Third, stop teaching the rhetoric of the extreme left. Essentialism, standpoint theory, cultural appropriation, and the like have not helped anyone’s cause except the anti-woke cultural pushback. A return to classical liberalism, in which we believe there is more that unites us as humans than divides us, is the only way out of this morass.

Fourth, speak up. There are more than a few similarities between what is happening here now and what happened with Jews in Germany. From vilifying rhetoric to extermination took just 9 years. Look at these striking similarities. Jews were a tiny fraction of the population. Vilifying rhetoric began in 1933. Bureaucratic measures stripped away rights. Jews were banned from the military in 1935. In 1942 mass extermination began. One of the most striking things was the silence of the masses.

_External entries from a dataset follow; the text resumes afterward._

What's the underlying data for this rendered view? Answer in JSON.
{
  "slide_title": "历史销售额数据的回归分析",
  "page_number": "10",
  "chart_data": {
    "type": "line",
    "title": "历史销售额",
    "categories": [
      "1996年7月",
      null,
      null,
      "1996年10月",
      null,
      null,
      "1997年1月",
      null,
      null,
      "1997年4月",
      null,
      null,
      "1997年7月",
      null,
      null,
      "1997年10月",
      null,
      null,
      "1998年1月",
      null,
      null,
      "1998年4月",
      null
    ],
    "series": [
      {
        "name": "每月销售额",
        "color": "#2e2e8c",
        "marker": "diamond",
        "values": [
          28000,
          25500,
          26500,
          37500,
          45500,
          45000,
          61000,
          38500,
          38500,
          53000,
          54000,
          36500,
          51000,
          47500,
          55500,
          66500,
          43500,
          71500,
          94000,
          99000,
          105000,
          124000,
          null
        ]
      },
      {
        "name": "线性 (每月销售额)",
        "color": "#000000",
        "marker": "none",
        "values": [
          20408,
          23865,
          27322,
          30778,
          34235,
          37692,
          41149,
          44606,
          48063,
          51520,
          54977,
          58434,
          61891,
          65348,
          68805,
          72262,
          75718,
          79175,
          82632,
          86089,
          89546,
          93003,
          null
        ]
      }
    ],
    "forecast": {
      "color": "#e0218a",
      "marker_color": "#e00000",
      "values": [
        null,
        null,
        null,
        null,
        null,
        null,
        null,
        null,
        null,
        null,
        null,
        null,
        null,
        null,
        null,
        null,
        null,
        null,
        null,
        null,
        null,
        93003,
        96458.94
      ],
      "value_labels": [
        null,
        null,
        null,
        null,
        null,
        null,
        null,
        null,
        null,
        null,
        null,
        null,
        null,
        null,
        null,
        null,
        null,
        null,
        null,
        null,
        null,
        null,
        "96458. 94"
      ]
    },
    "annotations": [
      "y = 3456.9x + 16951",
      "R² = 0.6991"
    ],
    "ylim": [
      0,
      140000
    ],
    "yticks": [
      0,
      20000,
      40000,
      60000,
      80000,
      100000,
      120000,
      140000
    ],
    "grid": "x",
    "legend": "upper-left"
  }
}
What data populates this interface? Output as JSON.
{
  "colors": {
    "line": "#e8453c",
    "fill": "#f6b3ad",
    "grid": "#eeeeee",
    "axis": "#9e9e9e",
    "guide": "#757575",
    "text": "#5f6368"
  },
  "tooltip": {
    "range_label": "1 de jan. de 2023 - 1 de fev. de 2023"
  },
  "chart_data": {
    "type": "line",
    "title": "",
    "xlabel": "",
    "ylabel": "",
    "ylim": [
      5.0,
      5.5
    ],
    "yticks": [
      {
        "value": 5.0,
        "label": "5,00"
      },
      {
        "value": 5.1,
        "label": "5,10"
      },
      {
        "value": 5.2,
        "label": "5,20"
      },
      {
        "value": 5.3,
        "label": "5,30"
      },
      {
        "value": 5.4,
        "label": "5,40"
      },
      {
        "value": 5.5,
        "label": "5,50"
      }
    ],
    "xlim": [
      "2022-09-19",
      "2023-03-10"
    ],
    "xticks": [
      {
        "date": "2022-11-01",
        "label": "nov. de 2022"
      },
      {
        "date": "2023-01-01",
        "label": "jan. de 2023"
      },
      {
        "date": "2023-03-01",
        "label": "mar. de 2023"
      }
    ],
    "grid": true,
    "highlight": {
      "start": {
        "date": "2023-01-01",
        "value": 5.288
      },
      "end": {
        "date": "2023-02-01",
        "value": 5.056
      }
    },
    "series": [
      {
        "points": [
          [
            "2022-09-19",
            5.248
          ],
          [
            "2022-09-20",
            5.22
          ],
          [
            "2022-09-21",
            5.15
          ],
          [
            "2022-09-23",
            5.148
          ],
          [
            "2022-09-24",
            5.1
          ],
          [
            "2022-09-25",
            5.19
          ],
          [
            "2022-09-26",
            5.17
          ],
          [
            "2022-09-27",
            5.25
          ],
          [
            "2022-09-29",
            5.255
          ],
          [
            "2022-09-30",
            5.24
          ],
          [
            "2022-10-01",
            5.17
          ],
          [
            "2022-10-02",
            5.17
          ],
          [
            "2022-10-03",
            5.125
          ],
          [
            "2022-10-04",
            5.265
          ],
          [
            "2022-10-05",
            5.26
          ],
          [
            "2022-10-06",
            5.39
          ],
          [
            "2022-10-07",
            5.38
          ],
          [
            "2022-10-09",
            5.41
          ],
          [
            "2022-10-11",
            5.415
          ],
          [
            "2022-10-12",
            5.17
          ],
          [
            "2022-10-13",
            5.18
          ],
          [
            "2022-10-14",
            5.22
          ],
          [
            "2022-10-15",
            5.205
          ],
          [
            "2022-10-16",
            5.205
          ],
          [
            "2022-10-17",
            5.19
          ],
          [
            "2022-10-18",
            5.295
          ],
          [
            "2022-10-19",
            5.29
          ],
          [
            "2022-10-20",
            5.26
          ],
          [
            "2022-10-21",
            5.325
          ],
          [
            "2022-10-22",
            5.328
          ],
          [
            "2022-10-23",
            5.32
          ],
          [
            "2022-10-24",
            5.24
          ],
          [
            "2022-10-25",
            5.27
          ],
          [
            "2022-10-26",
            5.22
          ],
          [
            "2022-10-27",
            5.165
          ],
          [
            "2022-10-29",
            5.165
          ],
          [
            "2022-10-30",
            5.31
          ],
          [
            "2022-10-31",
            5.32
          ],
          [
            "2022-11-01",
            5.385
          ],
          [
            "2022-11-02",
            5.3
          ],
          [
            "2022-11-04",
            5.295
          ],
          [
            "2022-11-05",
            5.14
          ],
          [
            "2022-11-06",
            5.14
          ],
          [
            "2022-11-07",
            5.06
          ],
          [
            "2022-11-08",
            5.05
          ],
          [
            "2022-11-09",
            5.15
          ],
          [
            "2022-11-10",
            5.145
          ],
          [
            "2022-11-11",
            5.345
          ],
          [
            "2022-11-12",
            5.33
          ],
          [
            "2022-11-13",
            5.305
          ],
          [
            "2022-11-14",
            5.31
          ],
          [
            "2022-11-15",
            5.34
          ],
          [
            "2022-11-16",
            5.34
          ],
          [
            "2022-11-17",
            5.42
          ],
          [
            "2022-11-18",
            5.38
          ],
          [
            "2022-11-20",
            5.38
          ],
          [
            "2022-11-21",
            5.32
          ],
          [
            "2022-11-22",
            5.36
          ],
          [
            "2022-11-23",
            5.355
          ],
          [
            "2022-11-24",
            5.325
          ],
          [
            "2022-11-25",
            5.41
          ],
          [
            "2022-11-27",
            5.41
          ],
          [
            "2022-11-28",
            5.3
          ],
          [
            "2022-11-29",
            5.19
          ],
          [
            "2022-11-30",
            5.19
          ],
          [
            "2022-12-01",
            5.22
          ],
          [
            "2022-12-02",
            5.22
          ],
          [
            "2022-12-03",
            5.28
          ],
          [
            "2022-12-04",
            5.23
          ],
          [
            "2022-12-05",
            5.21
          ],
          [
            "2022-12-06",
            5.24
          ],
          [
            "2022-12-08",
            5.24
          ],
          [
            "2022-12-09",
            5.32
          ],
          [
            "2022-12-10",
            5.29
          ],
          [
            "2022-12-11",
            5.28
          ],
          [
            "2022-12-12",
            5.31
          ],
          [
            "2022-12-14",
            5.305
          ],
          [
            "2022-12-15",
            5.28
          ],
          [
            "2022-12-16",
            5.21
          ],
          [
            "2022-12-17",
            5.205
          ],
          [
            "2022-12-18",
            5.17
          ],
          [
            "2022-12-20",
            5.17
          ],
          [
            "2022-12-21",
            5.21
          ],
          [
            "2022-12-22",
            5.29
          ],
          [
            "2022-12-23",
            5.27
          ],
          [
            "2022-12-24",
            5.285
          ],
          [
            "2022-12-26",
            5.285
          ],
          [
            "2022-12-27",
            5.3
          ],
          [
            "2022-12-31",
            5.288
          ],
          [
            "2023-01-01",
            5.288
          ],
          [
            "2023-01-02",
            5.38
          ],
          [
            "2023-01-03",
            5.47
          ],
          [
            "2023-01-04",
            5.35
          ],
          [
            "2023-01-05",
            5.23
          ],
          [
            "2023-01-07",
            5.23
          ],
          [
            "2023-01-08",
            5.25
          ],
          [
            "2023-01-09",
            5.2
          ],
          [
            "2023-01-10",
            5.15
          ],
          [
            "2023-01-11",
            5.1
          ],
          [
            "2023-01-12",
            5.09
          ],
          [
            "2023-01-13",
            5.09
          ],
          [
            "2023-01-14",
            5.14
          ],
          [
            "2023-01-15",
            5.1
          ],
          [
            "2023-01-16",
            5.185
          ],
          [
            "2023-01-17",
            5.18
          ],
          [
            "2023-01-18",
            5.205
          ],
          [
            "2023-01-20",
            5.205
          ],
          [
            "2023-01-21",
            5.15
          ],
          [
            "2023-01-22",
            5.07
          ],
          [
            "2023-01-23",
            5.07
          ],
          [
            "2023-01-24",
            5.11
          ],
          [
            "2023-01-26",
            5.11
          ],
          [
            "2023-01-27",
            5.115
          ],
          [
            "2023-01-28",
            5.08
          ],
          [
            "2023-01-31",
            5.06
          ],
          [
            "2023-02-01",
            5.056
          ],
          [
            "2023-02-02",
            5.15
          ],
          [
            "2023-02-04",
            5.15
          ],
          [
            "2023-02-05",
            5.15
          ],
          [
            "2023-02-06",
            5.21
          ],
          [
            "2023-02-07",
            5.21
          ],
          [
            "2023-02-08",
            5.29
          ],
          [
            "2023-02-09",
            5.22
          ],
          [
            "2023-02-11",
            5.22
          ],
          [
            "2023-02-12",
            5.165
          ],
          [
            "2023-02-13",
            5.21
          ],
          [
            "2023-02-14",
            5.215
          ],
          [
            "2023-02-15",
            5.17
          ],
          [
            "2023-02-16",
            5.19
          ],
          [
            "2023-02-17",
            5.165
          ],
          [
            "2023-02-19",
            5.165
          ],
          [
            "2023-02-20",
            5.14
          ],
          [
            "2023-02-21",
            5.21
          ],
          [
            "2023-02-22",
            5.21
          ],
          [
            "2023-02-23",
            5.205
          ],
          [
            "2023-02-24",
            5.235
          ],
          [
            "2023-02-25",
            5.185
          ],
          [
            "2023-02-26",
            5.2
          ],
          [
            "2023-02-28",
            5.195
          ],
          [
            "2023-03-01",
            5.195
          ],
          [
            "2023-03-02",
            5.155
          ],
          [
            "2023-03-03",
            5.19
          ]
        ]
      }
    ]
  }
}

Trump in his State of the Nation speech spent five minutes denigrating trans people and ten denigrating immigrants. In the Democratic response there was no mention of trans people and one mention of immigrants. That is not speaking up for a beleagured minority.

The silence of our potential allies is stunning. Back in the day, Francis Schaeffer wrote about modern man wanting only personal peace and affluency. He equated that attitude with the end of the Roman Empire, when people only wanted bread and circuses. It appears most people are too comfortable to do anything about the plight of transgender people or immigrants. It is time to speak up.

Fifth, own what you know. Stop apologizing for being a Christian and start having confidence in the Jesus story, rightly told. No culture has thrived without robust religious communities. We have ceded robustness to the religious right. It is time to properly claim what we know to be true – that loving God, neighbor, and self is the hope of the world.

Yes, I believe a robust church can change the narrative. The reality is that a perverted church claimed the narrative while the rest of us stood by and watched. It is time to return the church to its rightful place as a cultural influencer, and make America what it has never truly been, the land of the free.